As the first major UK retrospective of his work opens in London, we consider the colourful legacy of the American photographer
Who? In spite of enjoying a long and successful career, photographer Saul Leiter only gained the recognition he deserved – as one of colour photography's most important pioneers – in the final decade of his life. Now, three years after his death, the celebration of Leiter's achievements continues, with director Todd Haynes citing Leiter as one of the key influences behind his latest film Carol, and a major retrospective of Leiter's work set to open at The Photographers' Gallery in London later this week.
Born in Pittsburgh, Pennsylvania in 1923, Leiter was the odd one out in a family of Orthodox Jews – his father was a highly regarded Talmudic rabbi and scholar, and had high hopes of his son following in his footsteps. But the creatively minded Leiter had his own ideas and at the age of 23 abandoned his studies in theology and headed for New York City in pursuit of a more romantic life as a painter. There he befriended the Abstract Expressionist painter Richard Pousette-Dart who introduced him to photography. Needless to say, he didn't look back.
What? "I have been told that some of my photographs maybe indicate that I am a painter," Leiter said in an interview with The New Yorker’s Vince Aletti. And indeed, it is this painterly approach to photography that so sets the image-maker apart. At a time when others were sticking rigidly to the traditional confines of the medium, Leiter began experimenting with composition, form and colour in a completely unique manner. From the mid-1940s onwards, he secured frequent work for fashion magazines such as Harper's Bazaar and Elle – his distinctive style, alongside his propensity for wit and elegance, lending itself brilliantly to the world of fashion – but it is through his street photography that Leiter found real freedom of expression.

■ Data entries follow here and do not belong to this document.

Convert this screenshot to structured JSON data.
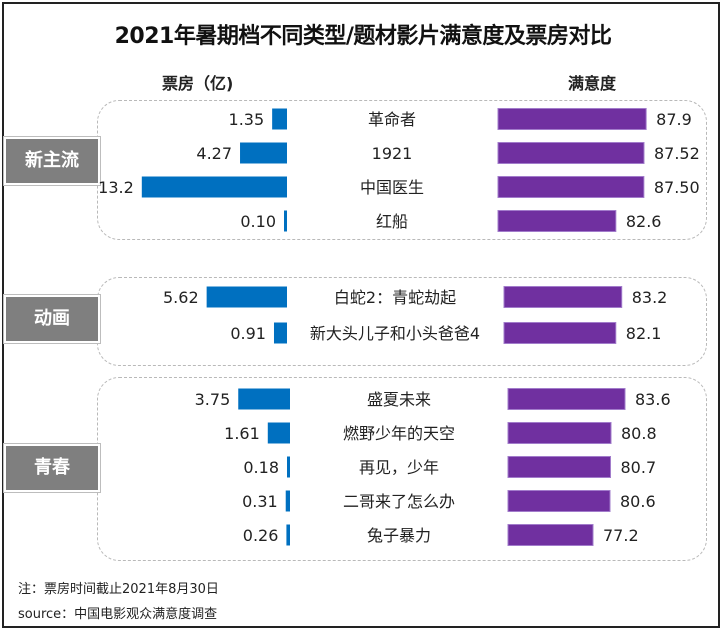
{
  "chart_data": {
    "type": "bar",
    "title": "2021年暑期档不同类型/题材影片满意度及票房对比",
    "left_axis_label": "票房（亿)",
    "right_axis_label": "满意度",
    "groups": [
      {
        "name": "新主流",
        "films": [
          {
            "title": "革命者",
            "box_office": 1.35,
            "box_office_label": "1.35",
            "satisfaction": 87.9,
            "satisfaction_label": "87.9"
          },
          {
            "title": "1921",
            "box_office": 4.27,
            "box_office_label": "4.27",
            "satisfaction": 87.52,
            "satisfaction_label": "87.52"
          },
          {
            "title": "中国医生",
            "box_office": 13.2,
            "box_office_label": "13.2",
            "satisfaction": 87.5,
            "satisfaction_label": "87.50"
          },
          {
            "title": "红船",
            "box_office": 0.1,
            "box_office_label": "0.10",
            "satisfaction": 82.6,
            "satisfaction_label": "82.6"
          }
        ]
      },
      {
        "name": "动画",
        "films": [
          {
            "title": "白蛇2：青蛇劫起",
            "box_office": 5.62,
            "box_office_label": "5.62",
            "satisfaction": 83.2,
            "satisfaction_label": "83.2"
          },
          {
            "title": "新大头儿子和小头爸爸4",
            "box_office": 0.91,
            "box_office_label": "0.91",
            "satisfaction": 82.1,
            "satisfaction_label": "82.1"
          }
        ]
      },
      {
        "name": "青春",
        "films": [
          {
            "title": "盛夏未来",
            "box_office": 3.75,
            "box_office_label": "3.75",
            "satisfaction": 83.6,
            "satisfaction_label": "83.6"
          },
          {
            "title": "燃野少年的天空",
            "box_office": 1.61,
            "box_office_label": "1.61",
            "satisfaction": 80.8,
            "satisfaction_label": "80.8"
          },
          {
            "title": "再见，少年",
            "box_office": 0.18,
            "box_office_label": "0.18",
            "satisfaction": 80.7,
            "satisfaction_label": "80.7"
          },
          {
            "title": "二哥来了怎么办",
            "box_office": 0.31,
            "box_office_label": "0.31",
            "satisfaction": 80.6,
            "satisfaction_label": "80.6"
          },
          {
            "title": "兔子暴力",
            "box_office": 0.26,
            "box_office_label": "0.26",
            "satisfaction": 77.2,
            "satisfaction_label": "77.2"
          }
        ]
      }
    ],
    "colors": {
      "box_office": "#0070c0",
      "satisfaction": "#7030a0",
      "group_tag": "#7f7f7f"
    },
    "notes": [
      "注：票房时间截止2021年8月30日",
      "source：中国电影观众满意度调查"
    ]
  }
}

Captured through a misted pane of glass, and silhouetted against the zesty yellow of a nearby truck, a man gazes intently at his hands. A pair of grey-suited postmen trudge through the snow, engulfed by a sea of snowflakes and a plethora of brightly coloured advertising billboards. A shadowy figure, shielded by their pillar-box-red umbrella, is glanced from the dry interior of a car, framed by its angular window. It is complex compositions such as these – where the viewer has to work to establish exactly what it is they are looking at, and from where – that have come to define Leiter's work. "A window covered with raindrops interests me more than a photograph of a famous person," the photographer proclaimed in the 2012 documentary In No Great Hurry.
Why? Leiter's fondness for poetic abstraction was incredibly forward-looking, as was his trailblazing use of colour (note that he was using Kodachrome colour slide film 20 years before later pioneers Eggleston and Shore), and was widely overlooked, and indeed scorned, by critics at the time. It is unsurprising then that it has taken some 50 years for the world to catch up and finally recognise Leiter for the genius that he was. But as the photographer once noted, it was the lack of attention he was given at the time that enabled him to follow his instincts unhindered: "I spent a great deal of my life being ignored. I was always very happy that way. Being ignored is a great privilege. That is how I think I learned to see what others do not see and to react to situations differently. I simply looked at the world, not really prepared for anything."
Saul Leiter: Retrospective is at the Photographers' Gallery from January 22 until April 3.